Con queste parole padre Gabriele Bezzi, nuovo parroco dei Santi Pietro e Paolo ha rivolto il suo saluto ai parrocchiani presenti alla Messa concelebrata ieri pomeriggio dal vescovo Simone Giusti, in occasione della sua investitura a parroco. Presenti alla cerimonia religiosa, i presidenti ed i labari del Serra International Club, Misericordia, S. Sepolcro, Unuci ed una rappresentanza della Guardia di Finanza in ricordo dei trascorsi quale cappellano militare delle Fiamme Gialle di padre Gabriele Bezzi.
Monsignor Giusti ha ricordato che ‘’accettare la sofferenza, come Gesù accettò la propria croce, ci rende testimoni del Vangelo.
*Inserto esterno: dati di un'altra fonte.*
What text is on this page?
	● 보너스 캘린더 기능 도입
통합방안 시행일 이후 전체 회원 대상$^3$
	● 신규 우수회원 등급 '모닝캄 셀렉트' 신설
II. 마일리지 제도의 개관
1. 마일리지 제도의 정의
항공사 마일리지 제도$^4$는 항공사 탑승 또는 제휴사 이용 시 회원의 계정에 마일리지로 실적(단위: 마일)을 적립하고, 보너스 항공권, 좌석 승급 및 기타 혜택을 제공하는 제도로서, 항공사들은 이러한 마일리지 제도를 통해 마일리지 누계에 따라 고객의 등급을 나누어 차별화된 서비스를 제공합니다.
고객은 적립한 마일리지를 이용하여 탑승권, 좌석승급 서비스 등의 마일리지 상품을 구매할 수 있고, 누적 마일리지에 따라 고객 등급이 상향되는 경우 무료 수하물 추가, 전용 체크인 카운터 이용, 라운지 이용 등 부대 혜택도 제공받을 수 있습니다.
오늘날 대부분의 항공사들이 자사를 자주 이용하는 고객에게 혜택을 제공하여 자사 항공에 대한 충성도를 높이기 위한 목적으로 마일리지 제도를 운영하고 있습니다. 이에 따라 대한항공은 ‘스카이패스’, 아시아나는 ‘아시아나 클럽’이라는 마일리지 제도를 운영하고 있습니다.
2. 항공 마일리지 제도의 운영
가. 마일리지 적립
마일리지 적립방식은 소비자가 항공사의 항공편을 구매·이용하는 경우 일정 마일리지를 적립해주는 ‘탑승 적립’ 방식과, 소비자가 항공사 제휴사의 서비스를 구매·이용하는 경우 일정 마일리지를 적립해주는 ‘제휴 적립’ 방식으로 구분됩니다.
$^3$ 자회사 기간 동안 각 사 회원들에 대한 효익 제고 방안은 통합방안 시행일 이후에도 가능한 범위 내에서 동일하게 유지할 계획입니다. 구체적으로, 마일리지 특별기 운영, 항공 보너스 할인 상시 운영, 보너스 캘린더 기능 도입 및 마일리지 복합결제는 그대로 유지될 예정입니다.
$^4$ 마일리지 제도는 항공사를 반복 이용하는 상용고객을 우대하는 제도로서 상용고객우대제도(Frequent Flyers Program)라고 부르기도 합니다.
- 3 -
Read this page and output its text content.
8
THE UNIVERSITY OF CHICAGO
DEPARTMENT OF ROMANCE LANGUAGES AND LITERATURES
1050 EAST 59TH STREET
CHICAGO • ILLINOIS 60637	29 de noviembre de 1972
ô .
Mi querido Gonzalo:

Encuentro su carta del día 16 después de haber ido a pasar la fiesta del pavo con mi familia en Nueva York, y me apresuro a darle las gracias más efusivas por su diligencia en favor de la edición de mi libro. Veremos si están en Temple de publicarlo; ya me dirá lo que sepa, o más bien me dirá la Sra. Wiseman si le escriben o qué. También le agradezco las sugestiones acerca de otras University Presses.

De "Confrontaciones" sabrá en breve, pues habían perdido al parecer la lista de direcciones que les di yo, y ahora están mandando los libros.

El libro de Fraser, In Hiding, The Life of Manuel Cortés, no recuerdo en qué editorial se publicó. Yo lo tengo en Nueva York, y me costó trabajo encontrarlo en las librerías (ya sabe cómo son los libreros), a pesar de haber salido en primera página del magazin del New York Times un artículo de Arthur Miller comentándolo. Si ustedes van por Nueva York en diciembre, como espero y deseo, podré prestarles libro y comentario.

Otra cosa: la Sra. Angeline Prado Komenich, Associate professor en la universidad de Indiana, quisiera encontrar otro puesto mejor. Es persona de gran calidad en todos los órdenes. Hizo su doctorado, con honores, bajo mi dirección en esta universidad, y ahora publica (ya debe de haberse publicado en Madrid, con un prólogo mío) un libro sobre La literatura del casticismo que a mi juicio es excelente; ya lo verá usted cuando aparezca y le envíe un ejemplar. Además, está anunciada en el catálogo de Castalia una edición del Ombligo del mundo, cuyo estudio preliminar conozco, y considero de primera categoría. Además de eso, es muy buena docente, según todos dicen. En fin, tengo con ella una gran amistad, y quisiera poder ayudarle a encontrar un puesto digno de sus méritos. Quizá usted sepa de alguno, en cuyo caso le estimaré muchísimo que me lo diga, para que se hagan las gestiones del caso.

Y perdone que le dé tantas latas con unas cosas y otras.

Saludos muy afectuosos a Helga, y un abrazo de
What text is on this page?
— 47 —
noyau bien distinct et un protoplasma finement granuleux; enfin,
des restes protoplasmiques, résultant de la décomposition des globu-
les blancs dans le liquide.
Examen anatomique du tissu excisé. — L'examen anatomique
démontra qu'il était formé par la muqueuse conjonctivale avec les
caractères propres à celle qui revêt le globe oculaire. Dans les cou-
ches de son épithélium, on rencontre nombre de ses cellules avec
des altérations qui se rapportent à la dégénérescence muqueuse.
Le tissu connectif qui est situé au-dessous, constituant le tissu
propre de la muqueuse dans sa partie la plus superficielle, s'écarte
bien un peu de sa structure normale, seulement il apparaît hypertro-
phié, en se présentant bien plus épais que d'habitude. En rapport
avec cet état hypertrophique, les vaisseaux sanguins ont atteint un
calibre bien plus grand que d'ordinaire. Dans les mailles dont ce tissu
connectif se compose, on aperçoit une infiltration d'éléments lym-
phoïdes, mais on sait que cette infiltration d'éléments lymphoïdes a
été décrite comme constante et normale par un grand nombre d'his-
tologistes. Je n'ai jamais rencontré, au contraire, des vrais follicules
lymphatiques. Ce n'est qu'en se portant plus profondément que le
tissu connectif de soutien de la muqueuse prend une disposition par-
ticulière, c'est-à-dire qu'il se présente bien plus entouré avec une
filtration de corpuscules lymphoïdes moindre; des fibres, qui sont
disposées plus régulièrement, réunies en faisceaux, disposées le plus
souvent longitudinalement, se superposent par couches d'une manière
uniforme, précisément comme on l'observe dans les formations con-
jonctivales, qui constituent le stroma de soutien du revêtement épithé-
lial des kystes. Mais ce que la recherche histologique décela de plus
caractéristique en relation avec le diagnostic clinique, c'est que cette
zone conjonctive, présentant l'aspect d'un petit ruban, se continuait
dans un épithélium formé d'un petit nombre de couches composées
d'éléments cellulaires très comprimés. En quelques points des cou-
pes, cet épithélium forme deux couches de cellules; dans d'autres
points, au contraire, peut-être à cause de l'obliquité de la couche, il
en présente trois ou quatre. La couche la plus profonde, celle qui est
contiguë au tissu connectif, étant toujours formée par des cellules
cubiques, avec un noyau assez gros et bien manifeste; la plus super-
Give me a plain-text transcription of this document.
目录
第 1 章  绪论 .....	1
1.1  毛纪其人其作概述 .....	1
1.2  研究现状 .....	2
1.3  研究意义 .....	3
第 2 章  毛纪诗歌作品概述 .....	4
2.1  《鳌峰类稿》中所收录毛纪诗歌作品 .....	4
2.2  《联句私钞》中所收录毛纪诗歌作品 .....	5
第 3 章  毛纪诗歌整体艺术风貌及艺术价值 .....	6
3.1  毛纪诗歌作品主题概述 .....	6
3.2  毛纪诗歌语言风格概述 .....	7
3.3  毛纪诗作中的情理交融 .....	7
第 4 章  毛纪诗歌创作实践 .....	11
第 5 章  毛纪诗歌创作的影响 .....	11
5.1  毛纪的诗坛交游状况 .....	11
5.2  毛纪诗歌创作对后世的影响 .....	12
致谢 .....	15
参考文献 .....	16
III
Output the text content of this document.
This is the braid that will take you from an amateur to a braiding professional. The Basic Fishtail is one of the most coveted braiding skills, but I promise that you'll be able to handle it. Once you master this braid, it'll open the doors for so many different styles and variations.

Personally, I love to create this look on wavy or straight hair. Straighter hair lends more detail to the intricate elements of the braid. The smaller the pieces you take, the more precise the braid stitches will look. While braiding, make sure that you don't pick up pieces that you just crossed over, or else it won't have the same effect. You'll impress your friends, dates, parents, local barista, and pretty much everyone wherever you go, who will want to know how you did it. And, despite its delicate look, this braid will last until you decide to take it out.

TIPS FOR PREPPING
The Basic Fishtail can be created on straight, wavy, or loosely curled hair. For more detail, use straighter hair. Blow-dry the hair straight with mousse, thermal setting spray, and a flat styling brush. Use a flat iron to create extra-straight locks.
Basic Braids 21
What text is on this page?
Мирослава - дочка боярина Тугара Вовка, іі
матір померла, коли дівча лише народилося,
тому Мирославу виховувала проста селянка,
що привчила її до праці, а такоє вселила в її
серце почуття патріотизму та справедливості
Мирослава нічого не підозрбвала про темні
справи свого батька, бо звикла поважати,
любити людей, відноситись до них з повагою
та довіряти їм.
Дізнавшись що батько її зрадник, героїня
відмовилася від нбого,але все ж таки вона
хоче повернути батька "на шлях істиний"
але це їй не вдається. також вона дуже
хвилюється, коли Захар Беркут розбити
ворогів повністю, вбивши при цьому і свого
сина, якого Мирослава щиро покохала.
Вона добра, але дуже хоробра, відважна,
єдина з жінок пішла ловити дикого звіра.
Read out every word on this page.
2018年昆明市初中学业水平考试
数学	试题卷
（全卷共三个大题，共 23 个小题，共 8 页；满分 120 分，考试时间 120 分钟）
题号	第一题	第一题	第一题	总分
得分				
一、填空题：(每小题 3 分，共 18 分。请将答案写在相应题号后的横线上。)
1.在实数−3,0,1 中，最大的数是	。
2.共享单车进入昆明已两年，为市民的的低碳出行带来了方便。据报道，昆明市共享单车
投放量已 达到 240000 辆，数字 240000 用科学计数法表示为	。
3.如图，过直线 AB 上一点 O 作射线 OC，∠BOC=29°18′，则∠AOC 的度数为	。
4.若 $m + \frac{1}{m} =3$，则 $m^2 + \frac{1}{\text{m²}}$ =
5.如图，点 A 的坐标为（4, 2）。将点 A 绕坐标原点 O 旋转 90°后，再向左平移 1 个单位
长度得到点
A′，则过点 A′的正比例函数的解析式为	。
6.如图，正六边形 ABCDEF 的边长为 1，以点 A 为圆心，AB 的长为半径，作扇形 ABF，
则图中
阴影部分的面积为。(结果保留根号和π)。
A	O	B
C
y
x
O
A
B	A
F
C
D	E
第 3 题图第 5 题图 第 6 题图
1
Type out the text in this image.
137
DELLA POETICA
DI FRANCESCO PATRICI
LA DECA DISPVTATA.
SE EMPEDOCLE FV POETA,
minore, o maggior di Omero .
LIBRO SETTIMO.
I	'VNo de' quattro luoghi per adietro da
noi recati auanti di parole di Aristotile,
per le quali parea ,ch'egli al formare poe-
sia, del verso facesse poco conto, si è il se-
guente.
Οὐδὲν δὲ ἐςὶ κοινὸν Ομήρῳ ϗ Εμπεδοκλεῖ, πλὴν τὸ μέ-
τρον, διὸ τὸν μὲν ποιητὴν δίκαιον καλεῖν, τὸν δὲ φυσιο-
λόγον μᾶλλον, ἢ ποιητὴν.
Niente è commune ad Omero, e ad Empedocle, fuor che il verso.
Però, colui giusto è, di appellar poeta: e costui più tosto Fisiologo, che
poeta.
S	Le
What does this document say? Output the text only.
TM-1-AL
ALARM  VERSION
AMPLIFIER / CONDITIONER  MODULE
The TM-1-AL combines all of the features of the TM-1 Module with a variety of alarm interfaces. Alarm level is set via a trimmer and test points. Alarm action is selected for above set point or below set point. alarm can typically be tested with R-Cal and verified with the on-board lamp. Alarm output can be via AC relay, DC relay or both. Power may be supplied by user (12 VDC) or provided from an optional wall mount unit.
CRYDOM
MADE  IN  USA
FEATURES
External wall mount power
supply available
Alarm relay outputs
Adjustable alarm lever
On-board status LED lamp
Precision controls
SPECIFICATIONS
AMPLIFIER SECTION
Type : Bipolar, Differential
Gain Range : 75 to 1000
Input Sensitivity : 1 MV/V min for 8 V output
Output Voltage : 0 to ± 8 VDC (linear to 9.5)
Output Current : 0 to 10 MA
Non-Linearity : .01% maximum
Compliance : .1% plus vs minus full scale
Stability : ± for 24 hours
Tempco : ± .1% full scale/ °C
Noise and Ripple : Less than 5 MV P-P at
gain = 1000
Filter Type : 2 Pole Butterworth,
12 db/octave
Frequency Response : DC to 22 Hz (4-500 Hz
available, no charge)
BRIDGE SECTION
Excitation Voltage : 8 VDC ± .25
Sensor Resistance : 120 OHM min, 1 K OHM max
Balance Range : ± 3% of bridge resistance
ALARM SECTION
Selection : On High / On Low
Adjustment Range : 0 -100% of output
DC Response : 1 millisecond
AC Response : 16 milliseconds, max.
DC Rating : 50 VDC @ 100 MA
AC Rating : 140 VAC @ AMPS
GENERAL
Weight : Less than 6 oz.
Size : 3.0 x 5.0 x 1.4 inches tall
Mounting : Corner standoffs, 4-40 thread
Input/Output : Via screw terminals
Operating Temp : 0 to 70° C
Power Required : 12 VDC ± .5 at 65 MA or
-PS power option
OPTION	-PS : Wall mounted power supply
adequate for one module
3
Il dolore non è fine a se stesso, ma tempra ed irrobustisce la nostra Fede, come dimostrano i miracoli che avvengono in ogni parte del mondo, ma anche qui a Livorno, dove lo scorso anno ne ho certificati quattro”.
Proseguendo nell’Omelia il vescovo ha ricordato che i dieci Comandamenti sono ancora attuali e “ogni tanto dovremo ricordarci dei dieci punti cardine della nostra Fede, uno su tutti quello di santificare le festa. La messa domenicale non è solo una giornata di festa, ma è soprattutto la giornata del ringraziamento a Dio per la vita che quotidianamente ci dona. Dovremmo anche ricordarci che il decalogo vieta l’aborto, l’adulterio, gli atti impuri e le convivenze che sono situazioni aberranti”.
Un richiamo alle origini quello del nostro vescovo, che prosegue sul cammino indicato nel Convegno diocesano di domenica scorsa, dove ha ribadito che il cristiano deve testimoniare la propria Fede più con le opere, che con le parole.